What the hell, one more comment. So a non-gendered insult results in nothing of note but a gendered insult allows a woman to sue?
So the lessson is, never insult in a gendered manner?
Bitch and slut are off limits, but vile, worthless, shitsucking waste of flesh who’d be better off dead is okilydokily.
There’s no such thing as sexual harrassment.
“NWO – @Sharculese
If I call someone on the job a dumb ass, no biggie. If a call a woman a stupid bitch on the job it’s sexual harrassment. Hurt feelings = sexual harrassment.
….”
If you were calling a guy a dumb ass, over and over again, singling him out, making his work environment hostile, playing increasingly cruel “jokes,” holding him to inconsistent standards and making him fear for his livelihood if he doesn’t play along, causing severe distress… Well, that would be harassment. If you added a sexual component, calling him, say “fine dumb ass,” and adding leering let’s say, that would be sexual harassment. Is that just “hurt feelings?”
(Incidentally, let’s say I went full bore jackass glibertarian here on the hiring and discrimination front. Let’s say I thought you could hire or fire somebody based on sex or race or haircut no question. At least no legal question. That would still be separate from whether you can harass a person or coerce them into sexual favors, and whether they could seek damages for that, which is why I have some problems with sexual harassment law being tied so firmly to discrimination law – Though I’m not an expert on the area.

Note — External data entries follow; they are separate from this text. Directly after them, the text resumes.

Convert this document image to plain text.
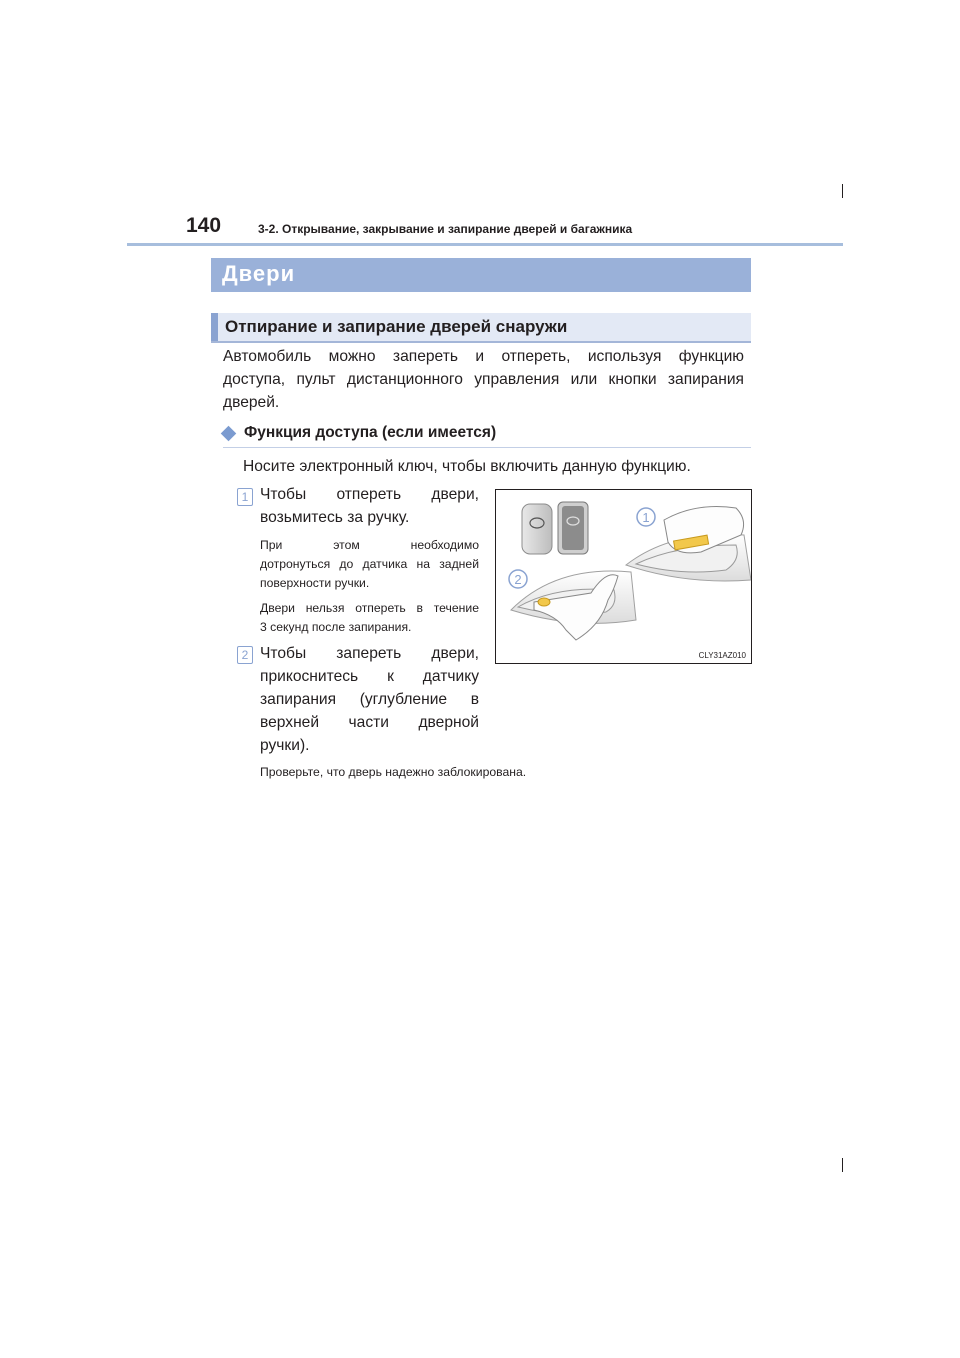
140	3-2. Открывание, закрывание и запирание дверей и багажника
Двери
Отпирание и запирание дверей снаружи
Автомобиль можно запереть и отпереть, используя функцию
доступа, пульт дистанционного управления или кнопки запирания
дверей.
Функция доступа (если имеется)
Носите электронный ключ, чтобы включить данную функцию.
1 Чтобы отпереть двери,
возьмитесь за ручку.
При этом необходимо
дотронуться до датчика на задней
поверхности ручки.
Двери нельзя отпереть в течение
3 секунд после запирания.
2 Чтобы запереть двери,
прикоснитесь к датчику
запирания (углубление в
верхней части дверной
ручки).
Проверьте, что дверь надежно заблокирована.
1
2
CLY31AZ010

But the point is, NWO, this isn’t a way to line your pockets, and if somebody has been treating you this way, well, not everything should result in a prison sentence, and monetary compensation is a pretty good option as restitution for what they’ve done. Actually, they can go together, but let’s not bend your mind. )
So the lessson is, never insult in a gendered manner?
well, actually… yeah. that is one of the lessons.
“Bitch and slut are off limits, but vile, worthless, shitsucking waste of flesh who’d be better off dead is okilydokily.
There’s no such thing as sexual harrassment.”
There is harassment, and if you add a sexual component, it becoems SEXUAL harassment. WOAH!